It would then follow that there must be some relation between the effect the fixed speed of light has on time, and that it may have on the other three spatial dimensions (height, width, and depth).
The best way to visualize this effect is with an anecdote proposed by Brian Greene. Tom, a race car driver, has just purchased a new car. He measures the length of the car in the show room, but for some reason would also like to know its length while in motion. For this task he enlists his friend George. Obviously George cannot simply hold a tape measure to the car whilst Tom is speeding around the track, so they opt to measure the length of the car a different way.
George will stand at the side of the track and measure the time from when the front bumper reaches him to when the back bumper passes him. Using the speed Tom reads from the spedometer, they will then have the speed of the car and the time it takes to pass George.

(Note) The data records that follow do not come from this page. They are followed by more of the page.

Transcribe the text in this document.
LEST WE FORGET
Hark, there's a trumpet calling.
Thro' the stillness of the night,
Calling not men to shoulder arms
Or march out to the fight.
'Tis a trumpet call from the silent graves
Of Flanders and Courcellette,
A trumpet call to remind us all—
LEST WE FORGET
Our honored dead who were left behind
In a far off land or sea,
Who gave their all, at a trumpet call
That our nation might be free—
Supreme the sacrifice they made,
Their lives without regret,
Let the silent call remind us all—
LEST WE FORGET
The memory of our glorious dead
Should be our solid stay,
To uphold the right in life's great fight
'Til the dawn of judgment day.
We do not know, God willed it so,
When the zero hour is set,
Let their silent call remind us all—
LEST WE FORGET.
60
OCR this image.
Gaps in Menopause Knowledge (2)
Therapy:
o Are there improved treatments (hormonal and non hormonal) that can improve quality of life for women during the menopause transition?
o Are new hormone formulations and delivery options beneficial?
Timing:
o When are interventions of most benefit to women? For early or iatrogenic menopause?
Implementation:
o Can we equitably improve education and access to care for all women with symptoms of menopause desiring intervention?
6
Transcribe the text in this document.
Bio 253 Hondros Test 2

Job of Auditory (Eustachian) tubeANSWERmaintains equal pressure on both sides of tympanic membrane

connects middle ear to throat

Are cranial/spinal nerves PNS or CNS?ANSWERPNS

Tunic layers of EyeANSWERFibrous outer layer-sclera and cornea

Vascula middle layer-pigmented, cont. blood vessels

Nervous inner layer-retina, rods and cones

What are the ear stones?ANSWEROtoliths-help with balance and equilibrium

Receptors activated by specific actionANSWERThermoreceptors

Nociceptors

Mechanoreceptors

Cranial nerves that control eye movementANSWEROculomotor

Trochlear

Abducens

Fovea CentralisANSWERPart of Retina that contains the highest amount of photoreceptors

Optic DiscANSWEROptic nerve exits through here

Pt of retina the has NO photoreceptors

By multiplying them, George should end up with the length of the car.
As has just been discussed, because they are moving relatively to one another, both Tom and George will observe that the other is experiencing the passing of time at a slower rate than himself. When Tom observes George's clock running more slowly than his own, he will conclude that George will measure a shorter amount of time, and therefore calculate a shorter length of the car! In fact, an observer will always note a shorter length of objects percieved to be travelling faster than themselves. The necessary speeds for this to be evident to the naked eye, forever, are on scales many times that of the fastest human creation to date. At 98 percent of the speed of light, an object will appear to have only 20 percent of its original length.